Colleen27
DIS Veteran
- Joined
- Mar 31, 2007
My marriage is work. We've been together since I've been 15 and he 18 and married for 22 years. It is work because we are totally different people than we started out as.
We really don't agree on much. We've been really rocky this last year and we keep trying to keep it together. I love him but I think my love is beginning to turn more brotherly/sisterly than romantic. I have to work on it being romantic. He over reacts and I walk on egg shells to keep him calm, I work on that. We don't communicate well - either of us. We have talked about ending it and moving on but we come back -it's all we know. We work on it. There are times we are happy. We don't laugh much or make time for each other. I guess typing this out I feel more like we are roommates than husband wife and I am sad. I was over the moon in love with him but life has really gotten in the way.
We work on it. Every day. It's exhausting some days. I guess we need to do some communicating to figure out if we want to work on it anymore or not.

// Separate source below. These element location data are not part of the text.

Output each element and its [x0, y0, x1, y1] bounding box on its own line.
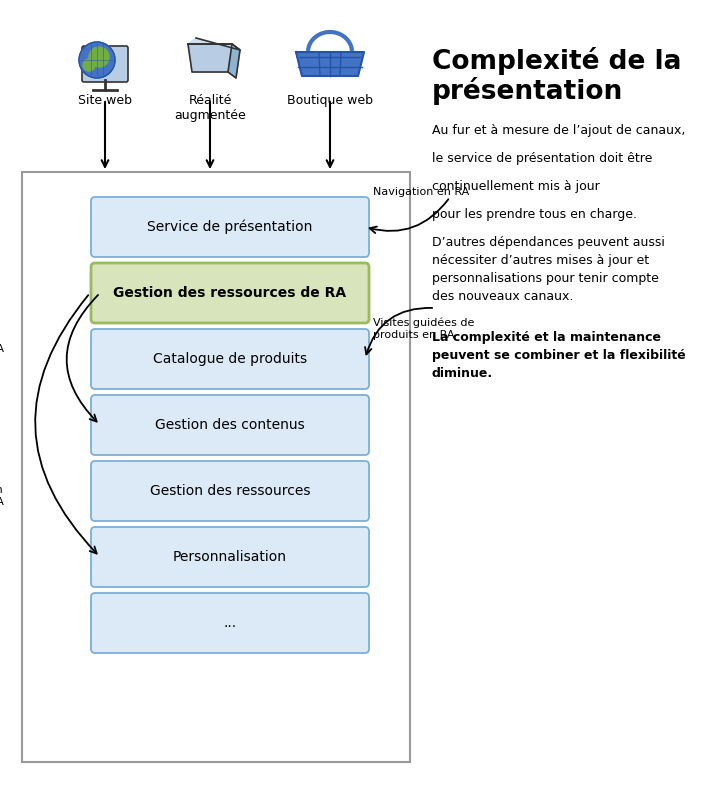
- Text: ...: ...: [223, 616, 237, 630]
- Polygon shape: [188, 44, 232, 72]
- FancyBboxPatch shape: [91, 329, 369, 389]
- Text: Complexité de la: Complexité de la: [432, 47, 682, 75]
- Text: Gestion des contenus: Gestion des contenus: [155, 418, 305, 432]
- Text: La complexité et la maintenance
peuvent se combiner et la flexibilité
diminue.: La complexité et la maintenance peuvent …: [432, 331, 686, 380]
- Text: le service de présentation doit être: le service de présentation doit être: [432, 152, 652, 165]
- Text: Contenu de RA: Contenu de RA: [0, 344, 4, 354]
- Text: D’autres dépendances peuvent aussi
nécessiter d’autres mises à jour et
personnal: D’autres dépendances peuvent aussi néces…: [432, 236, 665, 303]
- Circle shape: [89, 47, 109, 67]
- Text: continuellement mis à jour: continuellement mis à jour: [432, 180, 600, 193]
- Text: Gestion des ressources: Gestion des ressources: [149, 484, 310, 498]
- Text: Personnalisation
de la RA: Personnalisation de la RA: [0, 485, 4, 507]
- Text: Visites guidées de
produits en RA: Visites guidées de produits en RA: [373, 318, 474, 340]
- Polygon shape: [228, 44, 240, 78]
- FancyBboxPatch shape: [91, 461, 369, 521]
- Text: Gestion des ressources de RA: Gestion des ressources de RA: [114, 286, 347, 300]
- Text: Site web: Site web: [78, 94, 132, 107]
- Circle shape: [79, 42, 115, 78]
- Text: Personnalisation: Personnalisation: [173, 550, 287, 564]
- Text: Au fur et à mesure de l’ajout de canaux,: Au fur et à mesure de l’ajout de canaux,: [432, 124, 685, 137]
- Polygon shape: [188, 38, 240, 50]
- FancyBboxPatch shape: [22, 172, 410, 762]
- FancyBboxPatch shape: [91, 593, 369, 653]
- Text: Catalogue de produits: Catalogue de produits: [153, 352, 307, 366]
- Text: Réalité
augmentée: Réalité augmentée: [174, 94, 246, 122]
- Text: Service de présentation: Service de présentation: [147, 219, 313, 234]
- FancyBboxPatch shape: [82, 46, 128, 82]
- FancyBboxPatch shape: [91, 395, 369, 455]
- FancyBboxPatch shape: [91, 527, 369, 587]
- Text: pour les prendre tous en charge.: pour les prendre tous en charge.: [432, 208, 637, 221]
- FancyBboxPatch shape: [91, 197, 369, 257]
- Circle shape: [83, 59, 95, 71]
- Text: présentation: présentation: [432, 77, 623, 105]
- Text: Navigation en RA: Navigation en RA: [373, 187, 470, 197]
- Text: Boutique web: Boutique web: [287, 94, 373, 107]
- Polygon shape: [296, 52, 364, 76]
- FancyBboxPatch shape: [91, 263, 369, 323]
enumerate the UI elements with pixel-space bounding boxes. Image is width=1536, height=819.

I think many relationships go through that stage during the super-busy parenting/career years. The trick, from what I've seen in relatives with successful long-term marriages, is to keep in mind that it is just a stage and put in the work during the years when even making time for dinner and a movie does feel like work so that when the rest of life's obligations begin to wane you have a basis for reconnecting with your spouse.
I agree with the poster who said it takes work, but it isn't hard. Compared to raising three kids...marriage is a breeze I love being married
I think it is just the opposite. Marriage is much harder work than parenting. Parenting, now that we're past the baby/toddler stage, is quite enjoyable and therefore doesn't feel much like work. I'm one of those weird people who prefers teens over toddlers and I really like being Mom to three kids old enough to hold conversations, express wants without crying/whining, and with interests and opinions of their own. But DH can be exhausting, particularly at times of transition when we're renegotiating established patterns in our relationship and our household. Maybe it is because I'm a pretty extreme introvert to the point of hermit tendencies or because I grew up with a single mom who didn't have relationships, but I find it much harder to deal with a grown man needing me/expecting compromise from me than I do to understand and meet the kids needs.